Amidst the White House personnel tumult of the last week, the resignation of Associate Attorney General Rachel Brand almost got buried in the news, if only because no domestic violence accusations were attached to her departure.
Arguably Brand’s exit is the most significant of the decampments since as the number three official in the Justice Department she was next in line to oversee the investigation into the Trump campaign’s collusion with Russia being conducted by Special Prosecutor Robert Mueller.
With rumors swirling around Washington DC about how the Nunes memo is a pretext for making the changes in the Justice Department that would then allow Trump to fire Deputy Attorney General Rod Rosenstein and replace him with someone who would follow his orders to get rid of Mueller, that’s not the most comfortable position to be in right now.

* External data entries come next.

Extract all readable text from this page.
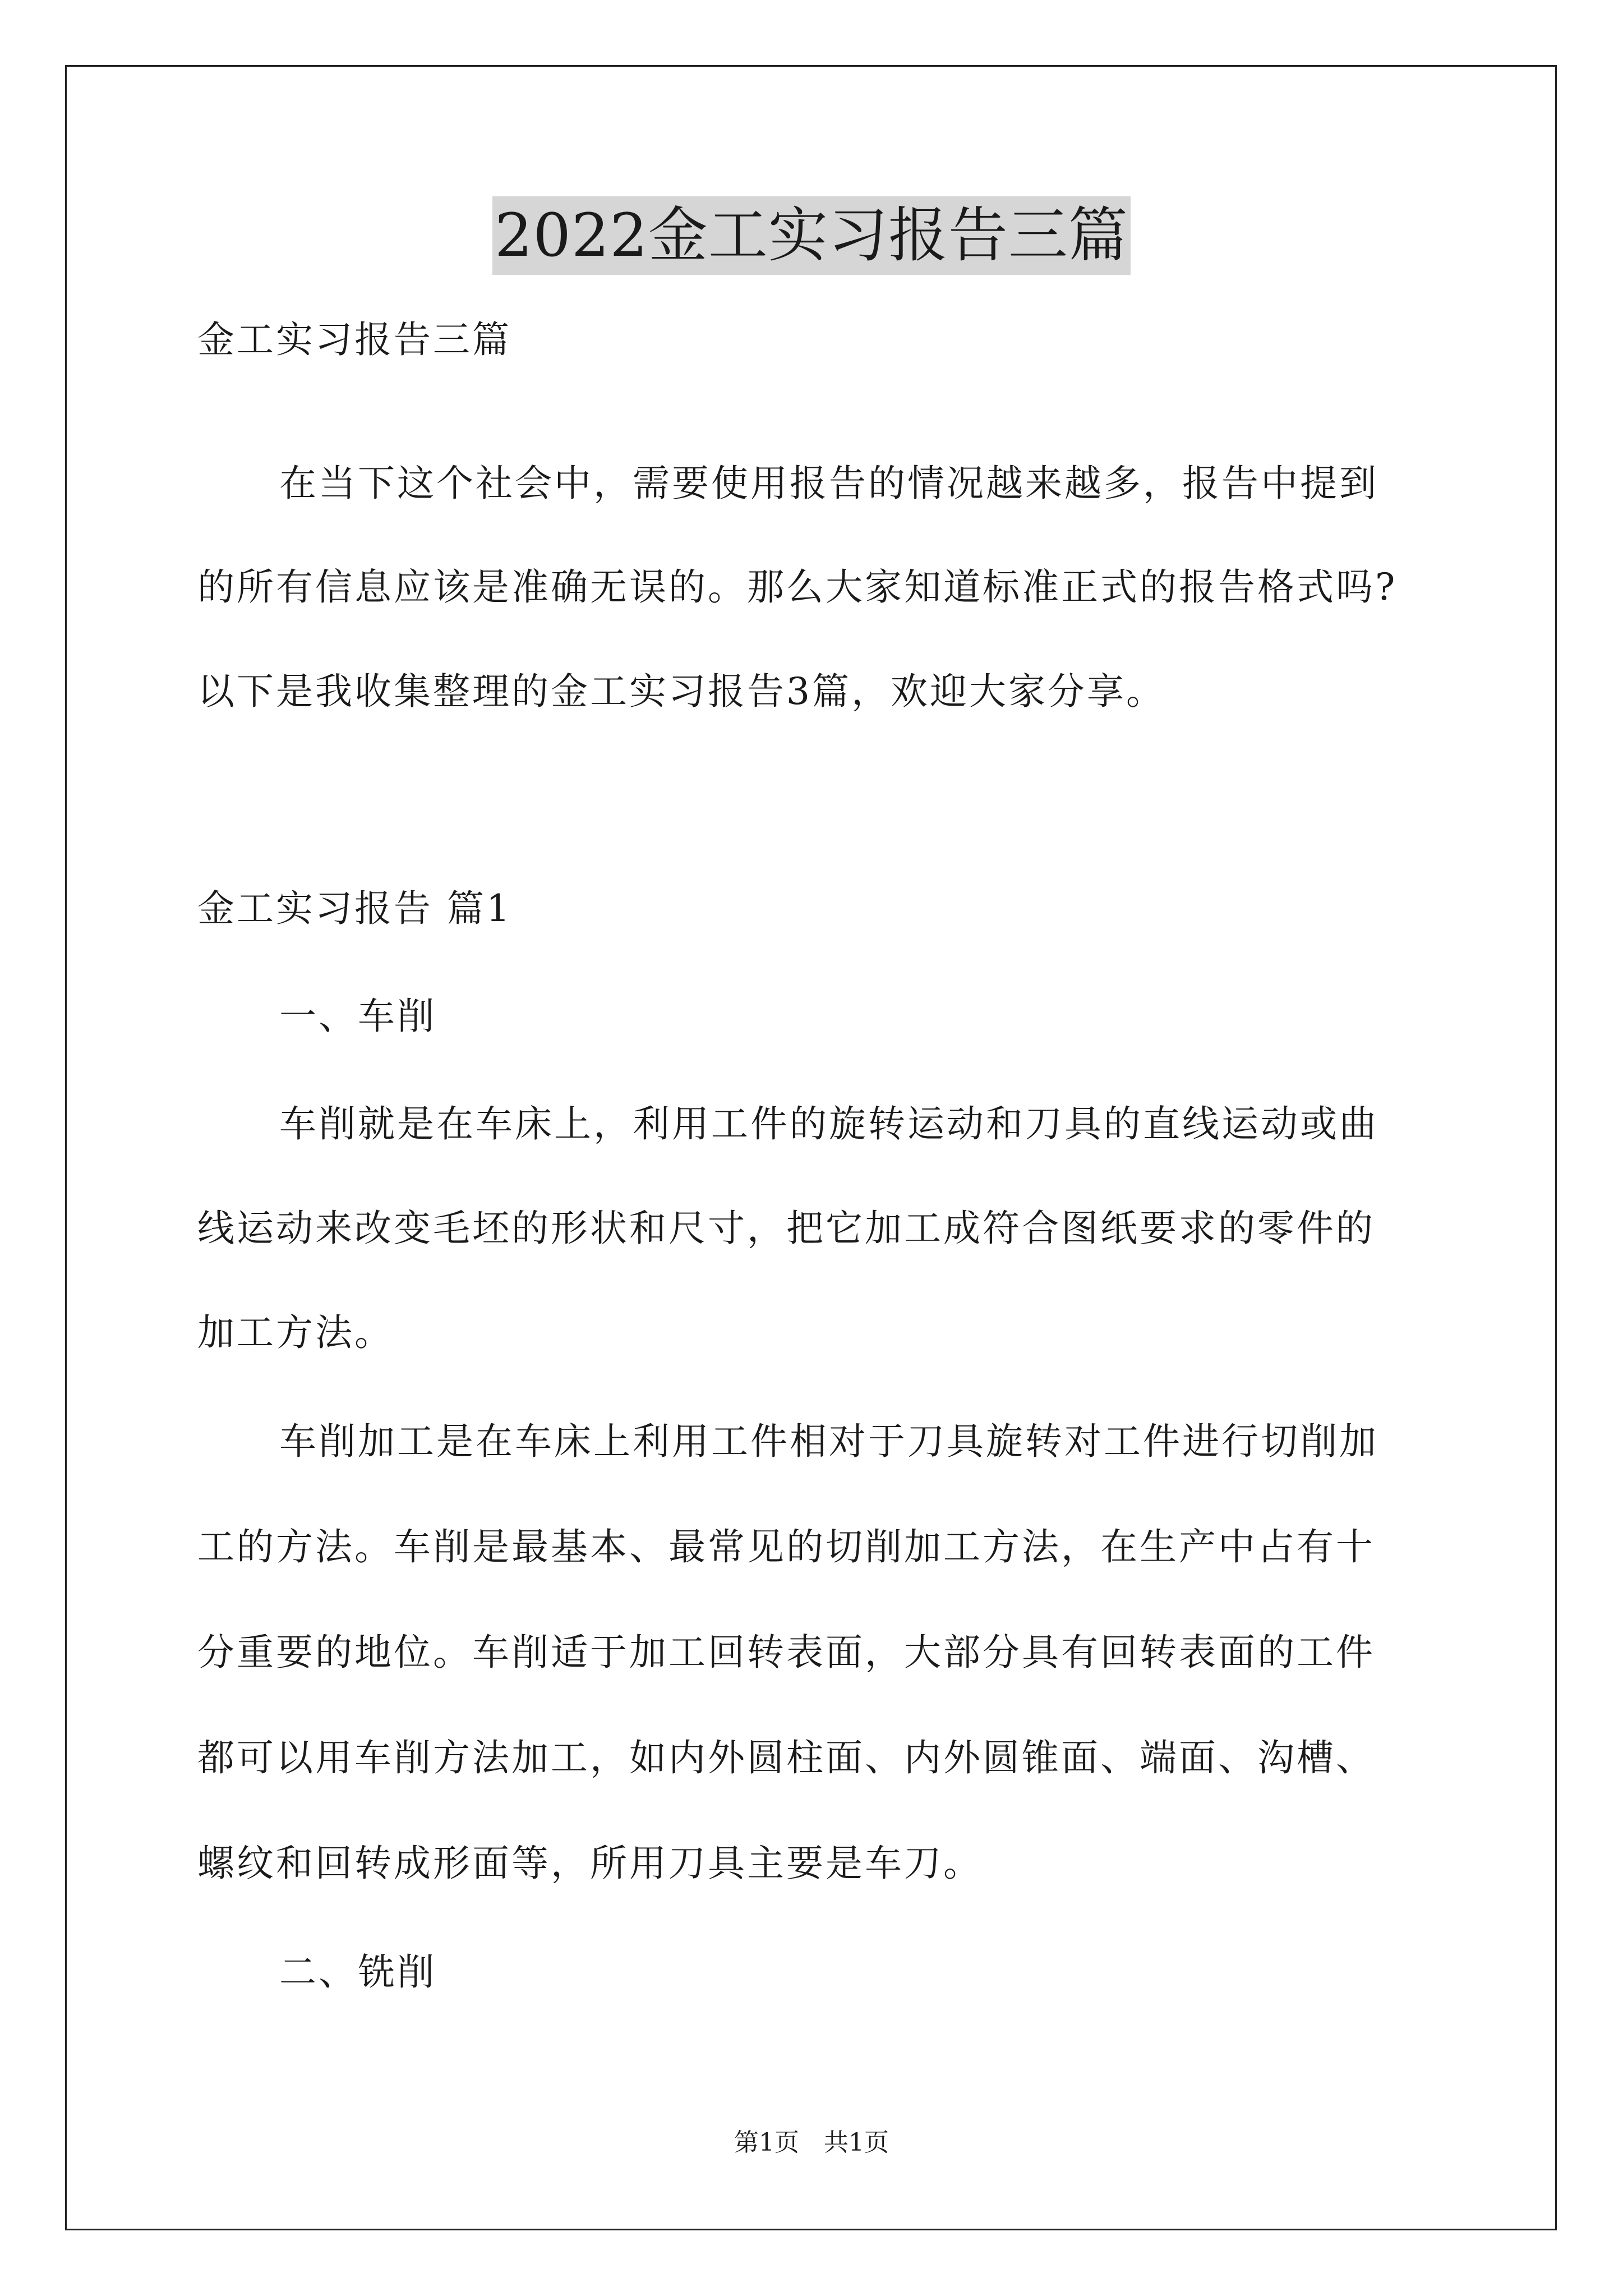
2022金工实习报告三篇
金工实习报告三篇
在当下这个社会中，需要使用报告的情况越来越多，报告中提到
的所有信息应该是准确无误的。那么大家知道标准正式的报告格式吗?
以下是我收集整理的金工实习报告3篇，欢迎大家分享。
金工实习报告 篇1
一、车削
车削就是在车床上，利用工件的旋转运动和刀具的直线运动或曲
线运动来改变毛坯的形状和尺寸，把它加工成符合图纸要求的零件的
加工方法。
车削加工是在车床上利用工件相对于刀具旋转对工件进行切削加
工的方法。车削是最基本、最常见的切削加工方法，在生产中占有十
分重要的地位。车削适于加工回转表面，大部分具有回转表面的工件
都可以用车削方法加工，如内外圆柱面、内外圆锥面、端面、沟槽、
螺纹和回转成形面等，所用刀具主要是车刀。
二、铣削
第1页　共1页
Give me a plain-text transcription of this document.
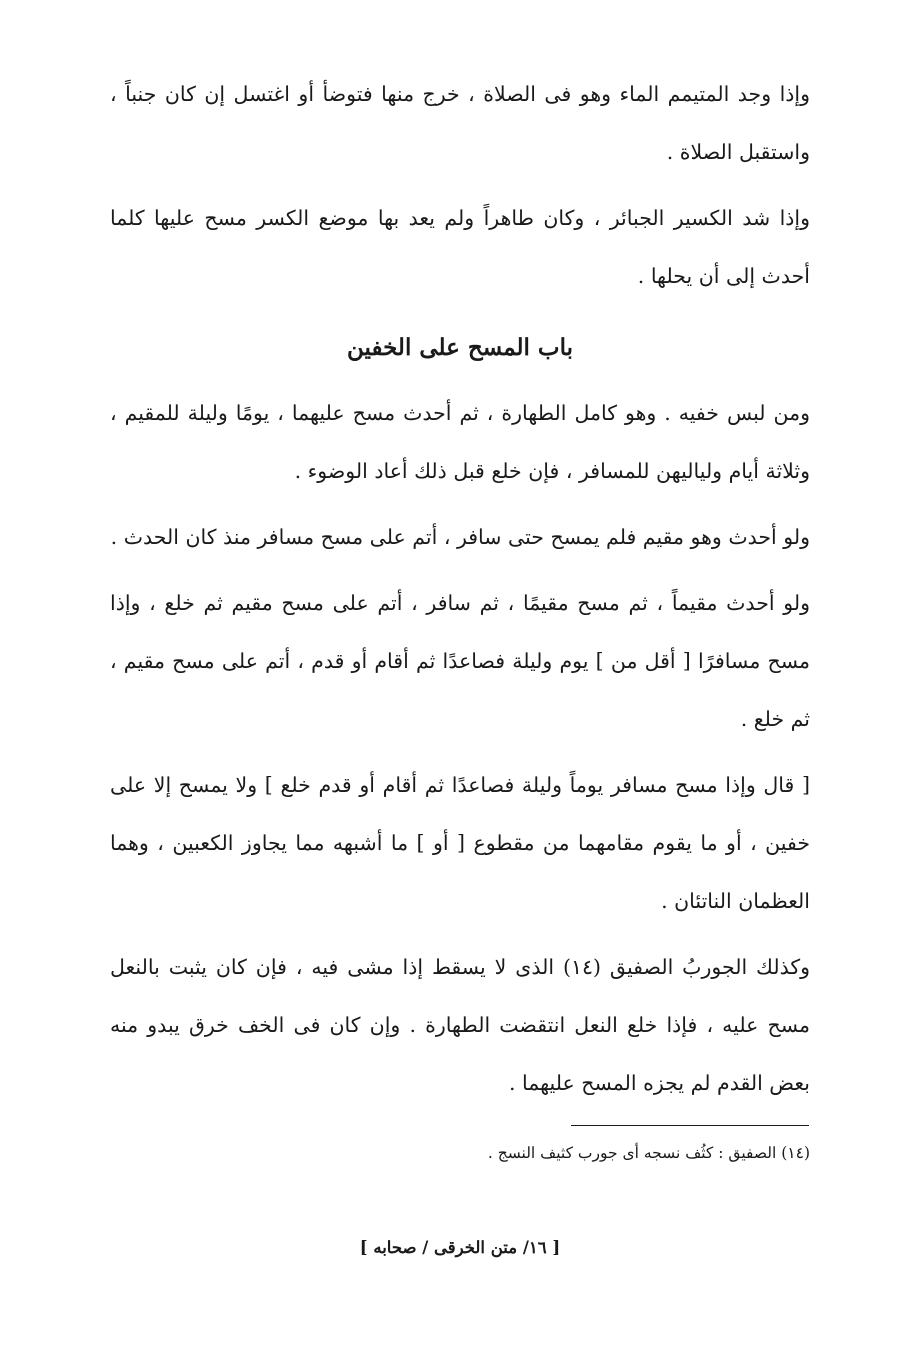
وإذا وجد المتيمم الماء وهو فى الصلاة ، خرج منها فتوضأ أو اغتسل إن كان جنباً ، واستقبل الصلاة .

وإذا شد الكسير الجبائر ، وكان طاهراً ولم يعد بها موضع الكسر مسح عليها كلما أحدث إلى أن يحلها .

باب المسح على الخفين

ومن لبس خفيه . وهو كامل الطهارة ، ثم أحدث مسح عليهما ، يومًا وليلة للمقيم ، وثلاثة أيام ولياليهن للمسافر ، فإن خلع قبل ذلك أعاد الوضوء .

ولو أحدث وهو مقيم فلم يمسح حتى سافر ، أتم على مسح مسافر منذ كان الحدث .

ولو أحدث مقيماً ، ثم مسح مقيمًا ، ثم سافر ، أتم على مسح مقيم ثم خلع ، وإذا مسح مسافرًا [ أقل من ] يوم وليلة فصاعدًا ثم أقام أو قدم ، أتم على مسح مقيم ، ثم خلع .

[ قال وإذا مسح مسافر يوماً وليلة فصاعدًا ثم أقام أو قدم خلع ] ولا يمسح إلا على خفين ، أو ما يقوم مقامهما من مقطوع [ أو ] ما أشبهه مما يجاوز الكعبين ، وهما العظمان الناتئان .

وكذلك الجوربُ الصفيق (١٤) الذى لا يسقط إذا مشى فيه ، فإن كان يثبت بالنعل مسح عليه ، فإذا خلع النعل انتقضت الطهارة . وإن كان فى الخف خرق يبدو منه بعض القدم لم يجزه المسح عليهما .

(١٤) الصفيق : كثُف نسجه أى جورب كثيف النسج .
[ ١٦/ متن الخرقى / صحابه ]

When Brand announced last week that she would be leaving her job to take a position as executive vice president of global governance and corporate secretary for Walmart, she gave no reason for wanting to exit the public sector for private enterprise.
Now, however, NBC News is reporting that multiple sources close to Brand are saying her unhappiness in her Justice Department role has been simmering for months. Her frustration with the job stems from a fear that she’d be put in charge of oversight of the Russia investigation, as well as disgruntlement with the slow pace of filling the multiple vacancies within the Department.
According to NBC:
“As far back as last fall, Brand had expressed to friends that she felt overwhelmed and unsupported in her job, especially as many key positions under her jurisdiction had still not been filled with permanent, Senate-confirmed officials.”
“Four of the 13 divisions overseen by the associate attorney general remain unfilled, including the civil rights division and the civil division, over one year into the Trump administration.”
As someone who is content to stay out of the public spotlight, Brand also told her friends that she did not relish the idea of being in the center of a media storm of attention.
As a graduate of Harvard Law School and a former clerk at The Supreme Court, Brand is, as her boss Jeff Sessions called her, “a lawyer’s lawyer.” While she said in her statement announcing her departure that “I am proud of what we have been able to accomplish over my time here,” she apparently felt that the road ahead in the Justice Department would consist of work she would not have occasion to boast about.